VCSEL-based spectroscopy for next generation non-invasive and wearable glucose monitoring

This project combines researchers from the Medical School and Physics with expertise in optoelectronics,
spectroscopy, and metabolic physiology, to develop advanced VCSEL-based spectroscopy aiming to provide a noninvasive
wearable sensor for glucose monitoring for patients with diabetes. A prototype will be demonstrated and
tested by the end of the project, which is the core technology for the devices to be integrated into watches. Based
on this platform, we aim to step into the research of wearable technologies for glucose monitoring in medical and
sports-performance settings.
Non-invasive wearable medical sensors capable of providing fast and continuous real-time monitoring of
physiological variables are in increasing demand. Such medical sensors are pivotal for the management of
numerous medical conditions, e.g., diabetes. Indeed, 4 million people in the UK have been diagnosed with
diabetes1 - about 10% with type 1, and the remainder with type 2, which is estimated to increase to 5 million in
20252. People with type 1 diabetes test their blood-sugar levels four to eight times a day, using invasive needleprick
methods, in order to manage blood sugar levels and maintain their health. A convenient and non-invasive
glucose monitor would revolutionise patient self-care for diabetes.

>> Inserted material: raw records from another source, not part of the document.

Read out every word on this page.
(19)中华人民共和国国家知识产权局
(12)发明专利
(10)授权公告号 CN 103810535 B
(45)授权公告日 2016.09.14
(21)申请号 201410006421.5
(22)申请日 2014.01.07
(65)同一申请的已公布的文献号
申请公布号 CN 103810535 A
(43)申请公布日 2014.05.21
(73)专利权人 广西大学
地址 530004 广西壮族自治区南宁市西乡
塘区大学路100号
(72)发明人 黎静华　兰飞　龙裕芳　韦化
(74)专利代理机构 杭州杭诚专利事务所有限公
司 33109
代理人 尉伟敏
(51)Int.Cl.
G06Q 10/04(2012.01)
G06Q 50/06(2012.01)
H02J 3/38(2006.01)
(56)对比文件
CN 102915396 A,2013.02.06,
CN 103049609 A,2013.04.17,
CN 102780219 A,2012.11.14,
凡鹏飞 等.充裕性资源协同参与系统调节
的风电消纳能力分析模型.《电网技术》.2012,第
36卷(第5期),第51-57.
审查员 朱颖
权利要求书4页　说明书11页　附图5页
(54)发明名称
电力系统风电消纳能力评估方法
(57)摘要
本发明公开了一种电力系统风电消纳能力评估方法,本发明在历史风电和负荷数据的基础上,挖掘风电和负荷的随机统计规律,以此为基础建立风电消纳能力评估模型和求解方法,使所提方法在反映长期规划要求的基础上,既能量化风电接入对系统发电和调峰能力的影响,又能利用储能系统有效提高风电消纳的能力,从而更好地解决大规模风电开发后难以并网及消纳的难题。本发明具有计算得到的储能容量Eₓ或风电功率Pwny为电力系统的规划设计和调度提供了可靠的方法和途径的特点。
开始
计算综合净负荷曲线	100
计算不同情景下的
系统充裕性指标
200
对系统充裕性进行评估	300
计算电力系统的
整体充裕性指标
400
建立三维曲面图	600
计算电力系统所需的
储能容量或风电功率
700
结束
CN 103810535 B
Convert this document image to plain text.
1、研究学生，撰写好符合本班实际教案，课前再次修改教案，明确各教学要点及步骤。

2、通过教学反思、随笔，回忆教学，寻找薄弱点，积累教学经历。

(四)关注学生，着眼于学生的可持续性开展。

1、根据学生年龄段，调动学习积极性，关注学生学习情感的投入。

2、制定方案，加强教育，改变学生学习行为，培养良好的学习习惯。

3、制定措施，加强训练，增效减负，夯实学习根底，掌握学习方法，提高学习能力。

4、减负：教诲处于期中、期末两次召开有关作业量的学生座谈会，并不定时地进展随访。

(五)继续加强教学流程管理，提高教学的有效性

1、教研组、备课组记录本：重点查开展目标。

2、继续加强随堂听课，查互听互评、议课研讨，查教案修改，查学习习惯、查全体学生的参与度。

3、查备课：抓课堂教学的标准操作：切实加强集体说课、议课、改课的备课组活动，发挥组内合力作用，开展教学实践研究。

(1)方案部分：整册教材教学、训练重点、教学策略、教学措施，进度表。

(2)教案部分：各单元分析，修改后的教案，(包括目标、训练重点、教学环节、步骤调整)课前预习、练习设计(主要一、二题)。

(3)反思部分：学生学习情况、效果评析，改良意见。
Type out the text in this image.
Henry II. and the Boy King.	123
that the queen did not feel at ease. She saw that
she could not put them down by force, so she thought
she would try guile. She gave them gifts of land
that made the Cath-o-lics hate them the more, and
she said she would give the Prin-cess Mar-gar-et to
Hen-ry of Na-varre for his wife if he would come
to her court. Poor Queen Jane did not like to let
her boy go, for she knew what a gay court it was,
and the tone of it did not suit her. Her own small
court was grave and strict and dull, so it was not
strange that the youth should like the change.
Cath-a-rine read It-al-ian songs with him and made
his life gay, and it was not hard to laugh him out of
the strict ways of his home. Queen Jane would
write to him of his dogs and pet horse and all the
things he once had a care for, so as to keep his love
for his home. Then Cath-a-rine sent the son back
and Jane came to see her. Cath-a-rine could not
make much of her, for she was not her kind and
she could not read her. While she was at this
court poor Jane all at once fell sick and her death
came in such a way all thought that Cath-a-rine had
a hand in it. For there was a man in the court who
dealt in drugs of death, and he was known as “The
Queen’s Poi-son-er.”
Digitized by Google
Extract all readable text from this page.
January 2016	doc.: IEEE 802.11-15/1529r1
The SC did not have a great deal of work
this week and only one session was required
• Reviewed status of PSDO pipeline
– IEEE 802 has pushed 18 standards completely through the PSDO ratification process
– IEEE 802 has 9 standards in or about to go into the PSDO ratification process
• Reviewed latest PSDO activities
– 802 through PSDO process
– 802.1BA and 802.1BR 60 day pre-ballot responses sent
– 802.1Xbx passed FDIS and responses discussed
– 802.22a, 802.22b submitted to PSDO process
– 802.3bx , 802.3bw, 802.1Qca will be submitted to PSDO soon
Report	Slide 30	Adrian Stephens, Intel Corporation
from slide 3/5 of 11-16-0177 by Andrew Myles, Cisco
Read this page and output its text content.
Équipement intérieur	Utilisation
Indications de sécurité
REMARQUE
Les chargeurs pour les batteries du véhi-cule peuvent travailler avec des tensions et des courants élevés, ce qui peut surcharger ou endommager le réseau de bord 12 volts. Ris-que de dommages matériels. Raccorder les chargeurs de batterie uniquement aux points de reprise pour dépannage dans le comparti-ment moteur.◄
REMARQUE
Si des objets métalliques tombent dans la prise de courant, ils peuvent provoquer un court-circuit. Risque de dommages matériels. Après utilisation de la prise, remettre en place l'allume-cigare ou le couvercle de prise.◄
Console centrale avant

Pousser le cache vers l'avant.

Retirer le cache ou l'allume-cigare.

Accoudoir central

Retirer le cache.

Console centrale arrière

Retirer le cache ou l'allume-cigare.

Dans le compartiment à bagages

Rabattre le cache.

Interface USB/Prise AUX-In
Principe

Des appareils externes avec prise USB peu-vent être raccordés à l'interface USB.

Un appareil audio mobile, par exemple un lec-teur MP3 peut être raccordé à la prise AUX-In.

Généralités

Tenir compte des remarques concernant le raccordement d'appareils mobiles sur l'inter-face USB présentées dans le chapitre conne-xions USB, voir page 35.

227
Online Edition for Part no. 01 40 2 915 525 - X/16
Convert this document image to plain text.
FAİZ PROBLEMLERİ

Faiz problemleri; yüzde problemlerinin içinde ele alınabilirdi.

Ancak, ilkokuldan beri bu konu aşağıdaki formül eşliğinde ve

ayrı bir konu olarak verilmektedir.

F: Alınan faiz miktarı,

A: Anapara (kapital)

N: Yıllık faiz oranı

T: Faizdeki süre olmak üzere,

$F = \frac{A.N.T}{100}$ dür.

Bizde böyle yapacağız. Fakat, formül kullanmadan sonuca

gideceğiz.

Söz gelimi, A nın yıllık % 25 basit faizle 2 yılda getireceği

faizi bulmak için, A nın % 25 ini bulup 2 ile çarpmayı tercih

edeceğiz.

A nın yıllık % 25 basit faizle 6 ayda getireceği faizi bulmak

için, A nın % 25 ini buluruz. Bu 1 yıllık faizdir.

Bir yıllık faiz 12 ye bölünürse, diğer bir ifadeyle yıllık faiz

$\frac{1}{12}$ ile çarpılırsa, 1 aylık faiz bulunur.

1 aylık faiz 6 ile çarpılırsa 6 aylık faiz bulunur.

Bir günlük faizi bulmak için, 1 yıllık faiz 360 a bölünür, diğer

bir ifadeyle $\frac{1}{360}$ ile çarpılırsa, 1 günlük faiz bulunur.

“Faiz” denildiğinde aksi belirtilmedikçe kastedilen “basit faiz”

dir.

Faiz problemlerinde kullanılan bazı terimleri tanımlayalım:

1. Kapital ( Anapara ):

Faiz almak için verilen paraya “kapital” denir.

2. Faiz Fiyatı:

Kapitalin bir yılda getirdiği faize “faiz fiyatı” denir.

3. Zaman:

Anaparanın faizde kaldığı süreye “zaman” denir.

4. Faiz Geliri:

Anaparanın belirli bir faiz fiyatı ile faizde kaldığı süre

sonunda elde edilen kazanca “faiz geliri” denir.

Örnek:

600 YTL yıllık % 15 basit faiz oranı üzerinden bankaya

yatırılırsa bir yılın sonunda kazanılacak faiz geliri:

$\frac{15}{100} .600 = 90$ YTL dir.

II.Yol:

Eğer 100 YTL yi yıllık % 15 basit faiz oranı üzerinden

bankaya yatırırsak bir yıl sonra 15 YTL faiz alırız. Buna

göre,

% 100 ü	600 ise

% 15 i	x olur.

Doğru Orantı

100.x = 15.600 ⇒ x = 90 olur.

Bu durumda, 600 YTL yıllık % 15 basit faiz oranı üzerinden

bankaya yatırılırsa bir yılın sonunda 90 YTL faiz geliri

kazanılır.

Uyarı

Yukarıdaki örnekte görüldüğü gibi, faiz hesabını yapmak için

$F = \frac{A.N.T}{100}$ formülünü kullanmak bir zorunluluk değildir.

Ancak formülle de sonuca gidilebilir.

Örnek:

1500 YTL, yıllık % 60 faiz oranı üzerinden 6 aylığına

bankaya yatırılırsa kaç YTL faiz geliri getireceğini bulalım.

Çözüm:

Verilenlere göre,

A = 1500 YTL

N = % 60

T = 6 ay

Continuous glucose monitor technology exists but sensors require subcutaneous injection (i.e. are invasive) and
have a lifespan of only one to two weeks. Constant replacement of these sensors makes the cost of these devices
prohibitively expensive (circa £3,000/year). If we are able to develop a non-invasive laser-based technology, this
would allow more patients to manage their condition continuously and thus reduce the burden on global
healthcare providers.
Laser-based spectroscopy has been proposed as one the most promising techniques for this purpose. However,
wearable technologies are influenced by movement, sweat, and temperature, which would significantly affect
laser accuracy in everyday use. This project aims to overcome these challenges through developing a technology
that uses swept operated VCSEL pairs that emit at two selective central wavelengths in near infrared band of 850-
1650 nm, which have strong absorption to water and glucose. The VCSEL emitting at 1650nm is challenging, this
will be achieved through the use of advanced quantum materials of digital alloy and antimonide quantum wells
based on GaSb substrate, which were developed recently3. With a specific algorithm, this technique is able to
provide stable and accurate measuring of the level of glucose in blood. Optimising the wavelengths, power, and
spot size of the lasers will be vital to ensure safety as a priority, while maintaining quality and effectiveness of the
device.
3-year plan
The PhD student will develop the laser-based spectroscopy technology and algorithms for analysis of glucose
levels in year one and two of the PhD. This technology will then be translated into human-based trials comparing
to (direct) venous blood glucose measurement and existing invasive continuous glucose monitor technology in
Year 3. The supervisory team consists of researchers in the Medical School and the Department of Physics and
provides an excellent basis upon which to help develop this technology and test in human trials.
The project is a collaboration with Cascade technologies (CAS), who specialise in spectroscopic instrumentation
for gas sensing and Feihong will provide the VCSELs with specified wavelengths. CAS will provide consultancy of
the design of the spectroscopy and test of our setup (Letter of Support enclosed).